もうこれ穴があっても入るどころの恥ずかしさじゃない。
顔どころか頭まで膝に埋めた。
あれ?でもまてよ。
「じ、じゃあ学園入学の時首席だったのに最低クラスになってたのは?」
勢い良く顔を上げ前のめりで問いただす。
アルフ兄上は初めて眉間にシワを寄せ吐き捨てる様に言った。
「あれはすでに男爵令嬢に唆されてたジークが、自分は首席どころか中の下辺りの成績なのをかっこ悪く思って学園長やらを脅したんだ」
なんてこった!
ジーク兄上ひでぇ!減刑願うの早まったか?
そういえば入学したての頃学園の人事異動があって不思議に思ってたなぁ。
ムムム…と腕を組んで頭をひねってるとアルフ兄上がポツリともらした。
「本当は私が王として、ジークに武力面、トムには内政面で共に国を支えていきたかったんだがな」
それは本当に本心の様で、僕もそうありたいと願っていた事だった。
しんみりして、アルフ兄上にかける言葉が見つからず、残り少ない紅茶を飲み干した。
「まぁでもお前たち二人とも好いた相手と結婚できそうでよかったな」
突然変なセリフが聞こえてきて喉がつまった。
「なっ、なっ、なっ」
言葉が出ない、顔に熱が集まってるのがわかる。
誰かの顔が浮かんでないったらない!
「ああ、まだ聞いてなかったのか。

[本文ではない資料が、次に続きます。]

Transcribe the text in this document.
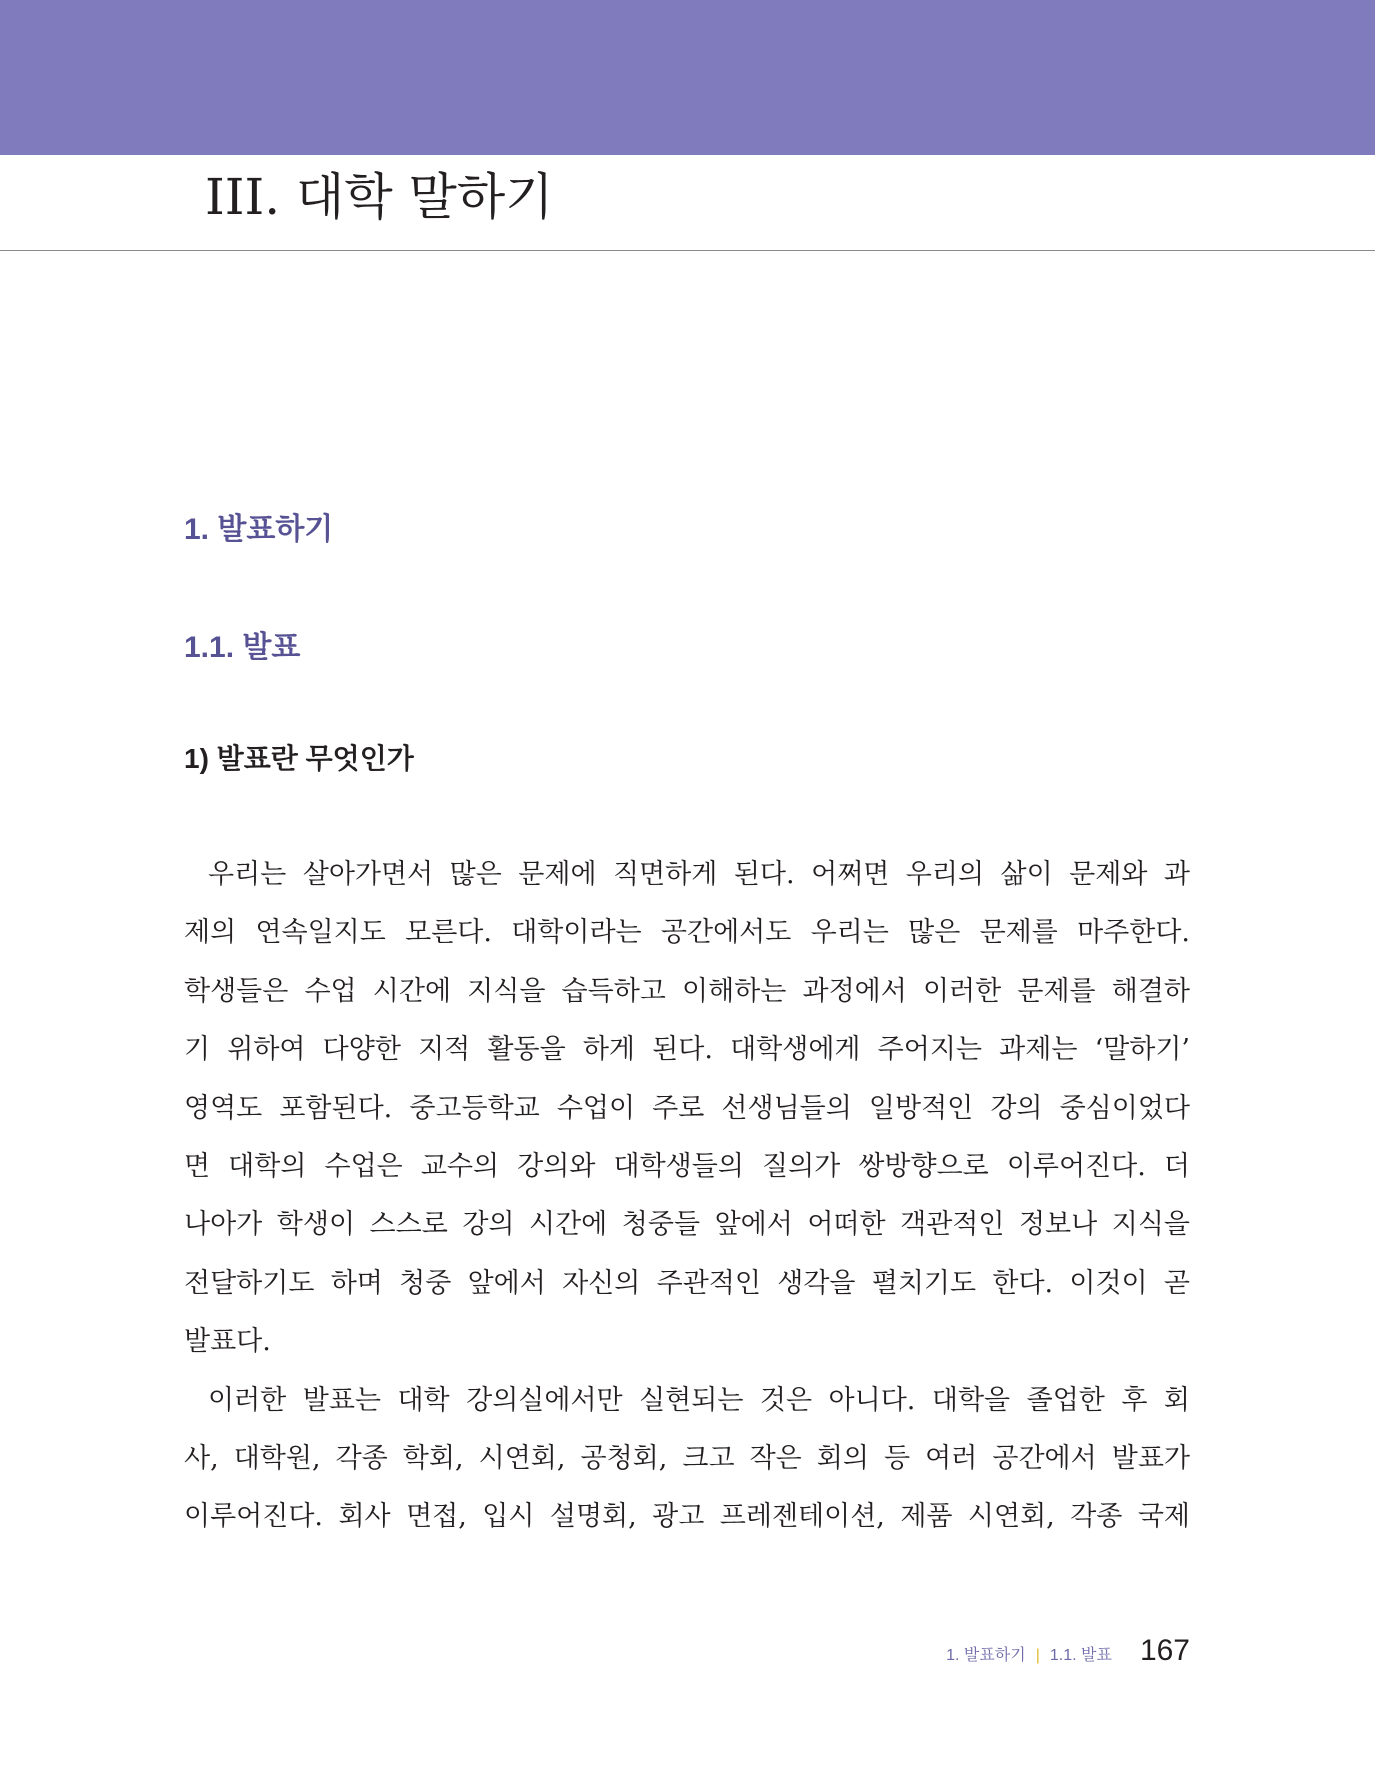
III. 대학 말하기
1. 발표하기
1.1. 발표
1) 발표란 무엇인가
우리는 살아가면서 많은 문제에 직면하게 된다. 어쩌면 우리의 삶이 문제와 과
제의 연속일지도 모른다. 대학이라는 공간에서도 우리는 많은 문제를 마주한다.
학생들은 수업 시간에 지식을 습득하고 이해하는 과정에서 이러한 문제를 해결하
기 위하여 다양한 지적 활동을 하게 된다. 대학생에게 주어지는 과제는 ‘말하기’
영역도 포함된다. 중고등학교 수업이 주로 선생님들의 일방적인 강의 중심이었다
면 대학의 수업은 교수의 강의와 대학생들의 질의가 쌍방향으로 이루어진다. 더
나아가 학생이 스스로 강의 시간에 청중들 앞에서 어떠한 객관적인 정보나 지식을
전달하기도 하며 청중 앞에서 자신의 주관적인 생각을 펼치기도 한다. 이것이 곧
발표다.
이러한 발표는 대학 강의실에서만 실현되는 것은 아니다. 대학을 졸업한 후 회
사, 대학원, 각종 학회, 시연회, 공청회, 크고 작은 회의 등 여러 공간에서 발표가
이루어진다. 회사 면접, 입시 설명회, 광고 프레젠테이션, 제품 시연회, 각종 국제
1. 발표하기 | 1.1. 발표 167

大分前からジークの素行が問題になっていたが、王家はベンネ公爵との縁は欲しかったから婚約者をお前に変える話が出てたんだ。昨日のジークのやらかしで婚約破棄だけでなくお前とベンネ公爵令嬢との婚約が決定した」
頭がまわらず勝手に否定的なセリフが出てくる。
「こ、公爵家との縁が欲しいなら婚約者がいなくなったアルフ兄上の方がよろしいのでは…」
そう言いながらも拳に力が入りすぎて白くなってる。
紅茶を飲んだばっかりなのに口の中がカラカラで喉がはりついてる様だ。
だって諦めていたことだったから。こんな地味王子には無理だ、まして第二王子の婚約者だったんだから。
でもそうだった…だ。
アルフ兄上が考える素振りをして口を開く。
心臓の音が耳まで届く。
「う~ん、私の場合今の情勢からいって妃は他国から迎えた方がいいからね。それにそうするとトムはベンネ公爵令嬢の為にももっと頑張ってくれるだろう?」
もう決まった話だしねとなんだかご機嫌だ。
そういえば公爵が言っていた【例の話】とはこのことか…。
「願ってもない。いちもにもなく了承した」って言ってなかったっけ?
ちょっと待って、それよりもあの時エリザベス嬢は顔を赤くしてなかったか?
思い出してさらにパニックになってる僕にアルフ兄上は追い討ちをかけた。
「何よりもトム、ベンネ公爵令嬢のこと好いているものな」
気が付いてたんですか、そうですか。
もうそろそろ言っていいかなぁの言葉。前世含めて初めての。
『ぎゃふん』
おしまい。
ありがとうございました。
※本当に誤字が多い様で読みにくかったと思います。
重々のお詫びとそれでも読んで下さった感謝を。